One can stuff almost anything in there.

Now if one should, and if one is allowed to…

Wow.

Thank you, Jeroen, I was indeed a bit out of date.
Thank you for the pointer!

(For those in the same boat as I, here’s the relevant portion that clearly points out that yes, you can export the entire packet if you so desire):

313 | ipHeaderPacketSection | octetArray | default | current |

This Information Element carries a series of n octets from the IP header of a sampled packet, starting sectionOffset octets into the IP header.

However, if no sectionOffset field corresponding to this Information Element is present, then a sectionOffset of zero applies, and the octets MUST be from the start of the IP header.
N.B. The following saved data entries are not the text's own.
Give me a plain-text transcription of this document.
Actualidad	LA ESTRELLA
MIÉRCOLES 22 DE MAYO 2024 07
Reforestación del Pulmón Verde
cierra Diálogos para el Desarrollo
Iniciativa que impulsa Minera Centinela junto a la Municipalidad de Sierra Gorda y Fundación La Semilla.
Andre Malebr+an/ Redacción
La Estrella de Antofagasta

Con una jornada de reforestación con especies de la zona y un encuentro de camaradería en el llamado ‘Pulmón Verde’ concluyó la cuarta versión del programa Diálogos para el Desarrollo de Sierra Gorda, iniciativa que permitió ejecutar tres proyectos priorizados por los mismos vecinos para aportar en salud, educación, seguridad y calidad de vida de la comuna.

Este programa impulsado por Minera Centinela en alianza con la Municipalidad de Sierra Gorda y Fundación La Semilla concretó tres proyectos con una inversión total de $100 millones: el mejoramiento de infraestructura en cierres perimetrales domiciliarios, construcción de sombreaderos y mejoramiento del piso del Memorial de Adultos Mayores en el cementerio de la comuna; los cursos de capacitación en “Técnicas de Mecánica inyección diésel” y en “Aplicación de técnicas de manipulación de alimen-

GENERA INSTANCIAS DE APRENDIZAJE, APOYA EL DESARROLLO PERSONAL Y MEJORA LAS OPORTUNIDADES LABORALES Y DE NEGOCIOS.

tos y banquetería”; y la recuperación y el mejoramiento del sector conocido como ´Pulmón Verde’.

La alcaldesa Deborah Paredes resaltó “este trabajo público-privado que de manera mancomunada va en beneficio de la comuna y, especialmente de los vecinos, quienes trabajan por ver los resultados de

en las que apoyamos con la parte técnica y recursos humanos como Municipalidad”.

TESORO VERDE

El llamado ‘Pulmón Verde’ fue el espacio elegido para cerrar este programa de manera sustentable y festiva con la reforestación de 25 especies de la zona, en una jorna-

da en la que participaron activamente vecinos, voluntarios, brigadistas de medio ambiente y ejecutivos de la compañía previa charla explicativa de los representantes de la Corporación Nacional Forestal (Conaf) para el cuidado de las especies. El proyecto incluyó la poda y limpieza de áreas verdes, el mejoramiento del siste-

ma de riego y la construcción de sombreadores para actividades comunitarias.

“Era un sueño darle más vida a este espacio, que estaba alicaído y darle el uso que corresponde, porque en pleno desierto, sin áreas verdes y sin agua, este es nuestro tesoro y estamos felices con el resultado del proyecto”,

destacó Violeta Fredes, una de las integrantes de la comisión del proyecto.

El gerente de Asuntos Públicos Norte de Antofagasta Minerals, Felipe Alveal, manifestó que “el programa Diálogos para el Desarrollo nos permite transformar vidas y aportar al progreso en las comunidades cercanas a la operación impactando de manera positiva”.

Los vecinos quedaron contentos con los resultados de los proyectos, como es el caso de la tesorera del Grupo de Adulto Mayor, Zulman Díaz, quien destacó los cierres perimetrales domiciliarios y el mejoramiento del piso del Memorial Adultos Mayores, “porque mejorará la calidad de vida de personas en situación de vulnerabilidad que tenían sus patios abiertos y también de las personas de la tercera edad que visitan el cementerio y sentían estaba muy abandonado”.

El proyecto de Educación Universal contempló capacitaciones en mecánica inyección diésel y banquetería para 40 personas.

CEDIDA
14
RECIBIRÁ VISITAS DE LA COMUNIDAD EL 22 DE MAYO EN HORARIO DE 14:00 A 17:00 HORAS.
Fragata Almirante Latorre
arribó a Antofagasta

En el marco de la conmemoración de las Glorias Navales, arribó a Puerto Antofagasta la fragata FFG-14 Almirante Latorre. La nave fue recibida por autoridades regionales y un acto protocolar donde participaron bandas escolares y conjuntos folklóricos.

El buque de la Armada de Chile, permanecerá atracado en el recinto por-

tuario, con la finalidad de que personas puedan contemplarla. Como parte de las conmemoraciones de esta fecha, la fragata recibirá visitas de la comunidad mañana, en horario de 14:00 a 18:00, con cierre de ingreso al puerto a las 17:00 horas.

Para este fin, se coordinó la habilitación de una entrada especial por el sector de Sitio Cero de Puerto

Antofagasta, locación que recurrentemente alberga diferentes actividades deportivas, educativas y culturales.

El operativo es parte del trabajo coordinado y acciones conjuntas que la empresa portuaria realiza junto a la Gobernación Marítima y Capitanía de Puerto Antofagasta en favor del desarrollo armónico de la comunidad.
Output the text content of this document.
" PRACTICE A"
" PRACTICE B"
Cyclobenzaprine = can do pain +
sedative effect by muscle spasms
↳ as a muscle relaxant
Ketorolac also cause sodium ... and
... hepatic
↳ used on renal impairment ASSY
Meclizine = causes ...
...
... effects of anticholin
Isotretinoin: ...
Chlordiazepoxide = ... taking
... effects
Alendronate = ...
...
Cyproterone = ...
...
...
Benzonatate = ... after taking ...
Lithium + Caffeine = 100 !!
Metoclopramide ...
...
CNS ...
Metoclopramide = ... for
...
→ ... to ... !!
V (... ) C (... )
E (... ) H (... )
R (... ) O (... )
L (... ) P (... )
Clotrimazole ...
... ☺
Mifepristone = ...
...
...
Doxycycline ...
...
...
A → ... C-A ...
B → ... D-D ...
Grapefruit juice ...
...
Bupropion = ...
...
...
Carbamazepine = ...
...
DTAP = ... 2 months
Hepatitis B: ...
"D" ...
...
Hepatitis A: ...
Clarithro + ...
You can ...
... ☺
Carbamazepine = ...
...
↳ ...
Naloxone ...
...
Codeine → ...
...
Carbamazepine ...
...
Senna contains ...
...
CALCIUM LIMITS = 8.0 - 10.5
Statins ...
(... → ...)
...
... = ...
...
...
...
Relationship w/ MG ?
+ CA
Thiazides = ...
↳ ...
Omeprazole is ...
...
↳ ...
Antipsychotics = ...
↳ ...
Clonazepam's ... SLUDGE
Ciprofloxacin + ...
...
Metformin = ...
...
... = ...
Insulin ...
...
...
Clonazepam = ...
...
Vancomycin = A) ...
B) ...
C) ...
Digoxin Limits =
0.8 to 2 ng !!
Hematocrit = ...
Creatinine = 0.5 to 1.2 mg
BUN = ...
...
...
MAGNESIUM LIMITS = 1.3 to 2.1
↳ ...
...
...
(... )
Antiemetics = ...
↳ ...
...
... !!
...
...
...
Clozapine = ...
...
With sufficient length, this element also reports octets from the IP payload. However, full packet capture of arbitrary packet streams is explicitly out of scope per the Security Considerations sections of [RFC5477] and [RFC2804].

|

| - | - | - | - | - |

Thanks!

Matt
(still learning after all these years. )

Mark_Tinka4 · May 17, 2023, 4:06am

I tend to agree.

ISP's are, generally, terrible at evolving beyond selling bandwidth.

While there might be some ISP's that are able to monetize the data they collect - to whatever degree that monetization is useful - I'd hazard that the majority don't do this because it requires a different mindset that most ISP's simply don't have.

Mark.

Mailman · May 17, 2023, 2:38pm

Why would there be a difference between wireless and wired?

Service provisioning in a mobile network is at the device level and tied to an individual vs. at a home shared across many devices & people. So just starting off there is more visibility to say X traffic is related to Y person. Then there’s location data to know roughly where that person/device is traveling. Also most carriers have software installed on the device as part of the provisioning/authentication function and I think there are historical cases where that provided some visibility into other apps on the device. In any case, it seems the most value (to advertisers & data brokers) is in the location data and I think that’s where all the scrutiny on MNOs has been recently.

JL

Mathews_Robert · May 17, 2023, 4:05pm

For those who may have a broader interest in the topic of user/subscriber information collection by ISPs… Eight Years Holding ISPs to Account in Latin America: A Comparative Outlook of Victories and Challenges for User Privacy By Veridiana Alimonti May 12, 2023 All the best –

Justin_M_Streiner2 · May 19, 2023, 12:27pm

There are already so many different ways that organizations can find out all sorts of information about individual users, as others have noted (social media interactions, mobile location/GPS data, call/text history, interactions with specific sites, etc), that there probably isn’t much incentive for many providers to harvest data beyond what is needed for troubleshooting and capacity planning. Plus, gathering more data - potentially down to the level packet payload - is not an easy problem to solve (read: expensive) and doesn’t scale well at all. 100G links are very common today, and 400G is becoming so. I doubt that many infrastructure providers would be able to justify the major investments in extra infrastructure to support this, for a revenue stream that likely wouldn’t match that investment, which would make such an investment a loss-leader.

Content providers - particularly social media platforms - have a somewhat different business model, but those providers already have many different ways to harvest and sell large troves of user data.

Thank you
jms